Amplification of control rumen bacterial DNA (strains are listed in Materials and Methods) with the primer set detailed in Table 1. A DNA size marker is in the extreme left lane.

FIG. 2

Phylogenetic placement of 16S rDNA sequences generated by an E. ruminantium primer set from total rumen DNA (day 3 of high-grain diet). The numbers represent the confidence levels (percentage) generated from 1,000 bootstrap trees. The scale bar is in fixed nucleotide substitutions per sequence position. Sequences 670 bp long were used in this analysis.

FIG. 3

Phylogenetic placement of 16S rDNA sequences generated by an S. ruminatium-M. multiacida primer set from total rumen DNA on days 0 (0d), 3 (3d), and 28 (28d) of the switch to a high-grain diet. The numbers represent the confidence levels (percentage) generated from 1,000 bootstrap trees. The scale bar is in fixed nucleotide substitutions per sequence position. Sequences 513 bp long were used in this analysis.

FIG. 4

Qualitative PCR detection of 12 bacteria in the rumens of cows for which the diet had been changed from hay to grain. Day 0, before the experiment, animals maintained on basal hay diet; day 3, animals fed a high-grain diet for 3 days; day 28, animals fed a high-grain diet for 28 days. Lanes: 1, P. ruminantium; 2, P. bryantii; 3, P. albensis; 4, F. succinogenes; 5, R. amylophilus; 6, S. ruminantium-M. multiacida; 7, S. bovis; 8, T. bryantii; 9, E. ruminantium; 10, A. lipolytica; 11, S. dextrinosolvens; and 12, R. flavefaciens. Lane M, DNA size marker.

FIG. 5

Differential amplification of rumen bacterial DNA templates with universal bacterial primers 27f and 1525r (17). Real-time PCR amplification was conducted essentially as described in Materials and Methods with 30 ng of each bacterial DNA template.

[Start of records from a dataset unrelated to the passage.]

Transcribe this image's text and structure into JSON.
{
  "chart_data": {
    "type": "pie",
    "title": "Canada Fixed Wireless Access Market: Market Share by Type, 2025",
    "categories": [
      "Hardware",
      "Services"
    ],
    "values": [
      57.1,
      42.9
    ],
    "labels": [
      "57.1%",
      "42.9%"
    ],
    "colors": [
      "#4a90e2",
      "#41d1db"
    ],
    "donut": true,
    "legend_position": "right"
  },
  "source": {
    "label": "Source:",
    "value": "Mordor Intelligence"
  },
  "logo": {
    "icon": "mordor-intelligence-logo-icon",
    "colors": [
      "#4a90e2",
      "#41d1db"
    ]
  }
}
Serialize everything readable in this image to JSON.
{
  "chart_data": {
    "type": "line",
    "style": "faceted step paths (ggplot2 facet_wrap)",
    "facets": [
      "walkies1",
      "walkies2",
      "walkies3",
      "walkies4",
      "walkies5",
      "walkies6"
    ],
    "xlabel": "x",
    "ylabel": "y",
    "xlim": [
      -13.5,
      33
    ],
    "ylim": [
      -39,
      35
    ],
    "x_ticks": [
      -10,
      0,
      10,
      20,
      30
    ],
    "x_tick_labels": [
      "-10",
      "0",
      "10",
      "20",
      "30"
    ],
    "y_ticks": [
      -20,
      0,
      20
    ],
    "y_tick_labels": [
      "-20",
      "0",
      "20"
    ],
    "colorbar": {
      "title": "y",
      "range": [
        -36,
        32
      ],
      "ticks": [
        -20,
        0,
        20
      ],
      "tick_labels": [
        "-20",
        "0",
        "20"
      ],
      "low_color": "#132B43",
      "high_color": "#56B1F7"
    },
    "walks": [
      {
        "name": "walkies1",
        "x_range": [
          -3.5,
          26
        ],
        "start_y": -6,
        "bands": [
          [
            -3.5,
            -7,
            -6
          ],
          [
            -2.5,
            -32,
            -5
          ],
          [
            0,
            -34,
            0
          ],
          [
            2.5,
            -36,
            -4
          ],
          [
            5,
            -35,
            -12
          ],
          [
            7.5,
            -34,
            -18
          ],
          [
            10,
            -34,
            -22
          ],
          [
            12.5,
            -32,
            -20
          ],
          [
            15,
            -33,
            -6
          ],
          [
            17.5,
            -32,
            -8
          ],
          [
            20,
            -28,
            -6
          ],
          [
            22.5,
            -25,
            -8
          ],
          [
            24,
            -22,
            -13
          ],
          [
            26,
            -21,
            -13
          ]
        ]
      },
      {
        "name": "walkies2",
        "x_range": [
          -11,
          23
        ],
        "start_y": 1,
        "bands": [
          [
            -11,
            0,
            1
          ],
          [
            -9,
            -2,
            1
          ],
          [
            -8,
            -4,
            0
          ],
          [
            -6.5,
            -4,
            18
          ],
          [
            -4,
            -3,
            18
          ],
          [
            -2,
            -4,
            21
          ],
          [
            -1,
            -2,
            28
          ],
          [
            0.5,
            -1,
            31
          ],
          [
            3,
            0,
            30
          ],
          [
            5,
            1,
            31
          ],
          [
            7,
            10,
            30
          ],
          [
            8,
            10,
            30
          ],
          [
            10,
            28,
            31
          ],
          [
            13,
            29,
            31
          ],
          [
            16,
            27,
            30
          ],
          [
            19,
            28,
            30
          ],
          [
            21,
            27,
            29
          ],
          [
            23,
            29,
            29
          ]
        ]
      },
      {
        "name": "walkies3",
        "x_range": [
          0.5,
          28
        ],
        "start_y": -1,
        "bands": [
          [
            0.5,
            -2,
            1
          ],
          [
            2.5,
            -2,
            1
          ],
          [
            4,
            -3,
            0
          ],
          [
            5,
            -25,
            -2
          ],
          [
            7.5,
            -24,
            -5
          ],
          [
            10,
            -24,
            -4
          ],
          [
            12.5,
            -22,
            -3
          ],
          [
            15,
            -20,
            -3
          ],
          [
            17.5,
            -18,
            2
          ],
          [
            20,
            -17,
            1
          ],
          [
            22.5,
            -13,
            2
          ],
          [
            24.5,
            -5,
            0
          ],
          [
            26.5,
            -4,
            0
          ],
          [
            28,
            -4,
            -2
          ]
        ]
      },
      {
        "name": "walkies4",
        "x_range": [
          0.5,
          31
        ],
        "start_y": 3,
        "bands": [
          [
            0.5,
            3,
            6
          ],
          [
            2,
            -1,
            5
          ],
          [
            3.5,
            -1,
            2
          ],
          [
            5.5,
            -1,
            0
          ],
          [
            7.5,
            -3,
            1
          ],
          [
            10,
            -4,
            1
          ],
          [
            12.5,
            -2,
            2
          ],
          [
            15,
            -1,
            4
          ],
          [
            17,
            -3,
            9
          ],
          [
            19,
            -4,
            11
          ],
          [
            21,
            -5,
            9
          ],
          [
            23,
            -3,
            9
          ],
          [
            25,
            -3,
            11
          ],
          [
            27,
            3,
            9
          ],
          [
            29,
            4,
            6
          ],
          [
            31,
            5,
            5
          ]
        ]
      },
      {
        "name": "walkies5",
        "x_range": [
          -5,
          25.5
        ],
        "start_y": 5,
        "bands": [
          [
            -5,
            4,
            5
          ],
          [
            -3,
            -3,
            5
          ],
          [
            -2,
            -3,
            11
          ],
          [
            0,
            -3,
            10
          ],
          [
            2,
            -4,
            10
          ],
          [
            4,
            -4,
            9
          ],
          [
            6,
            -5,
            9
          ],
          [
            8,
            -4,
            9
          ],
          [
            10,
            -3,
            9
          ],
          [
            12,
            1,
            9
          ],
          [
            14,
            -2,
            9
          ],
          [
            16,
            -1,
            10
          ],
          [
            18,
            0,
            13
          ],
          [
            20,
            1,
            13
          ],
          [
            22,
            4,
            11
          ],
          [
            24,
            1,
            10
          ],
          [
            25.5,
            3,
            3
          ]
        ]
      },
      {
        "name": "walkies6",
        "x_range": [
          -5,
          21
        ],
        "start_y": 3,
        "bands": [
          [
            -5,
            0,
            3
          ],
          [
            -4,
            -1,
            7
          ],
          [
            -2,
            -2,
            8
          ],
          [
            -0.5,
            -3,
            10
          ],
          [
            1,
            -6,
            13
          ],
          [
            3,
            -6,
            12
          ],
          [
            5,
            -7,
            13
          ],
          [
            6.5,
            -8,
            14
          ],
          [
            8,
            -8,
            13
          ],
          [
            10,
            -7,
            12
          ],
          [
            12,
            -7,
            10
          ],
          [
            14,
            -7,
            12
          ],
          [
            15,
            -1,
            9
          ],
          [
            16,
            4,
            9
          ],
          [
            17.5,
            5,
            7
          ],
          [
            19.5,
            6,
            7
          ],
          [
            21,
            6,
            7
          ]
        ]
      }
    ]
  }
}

PCR cycling was performed as follows: 95°C for 10 min of initial denaturation, then 40 cycles of 95°C for 15 s, 60°C for 5 s, and 72°C for 1 min. The fluorescence was captured at the end of the extension phase. The threshold fluorescence values were calculated with the LightCycler software and were as follows: S. bovis, 6.736 cycles; S. ruminantium, 8.375 cycles; A. lipolytica, 8.412 cycles; P. bryantii, 8.758 cycles; R. flavefaciens, 8.821 cycles; T. bryantii, 9.071 cycles; P. albensis, 9.592 cycles; P. ruminicola, 10.98 cycles; E. ruminantium, 10.28 cycles; S. dextrinosolvens, 12.59 cycles; R. amylophilus, 13.39 cycles; and F. succinogenes, 15.85 cycles.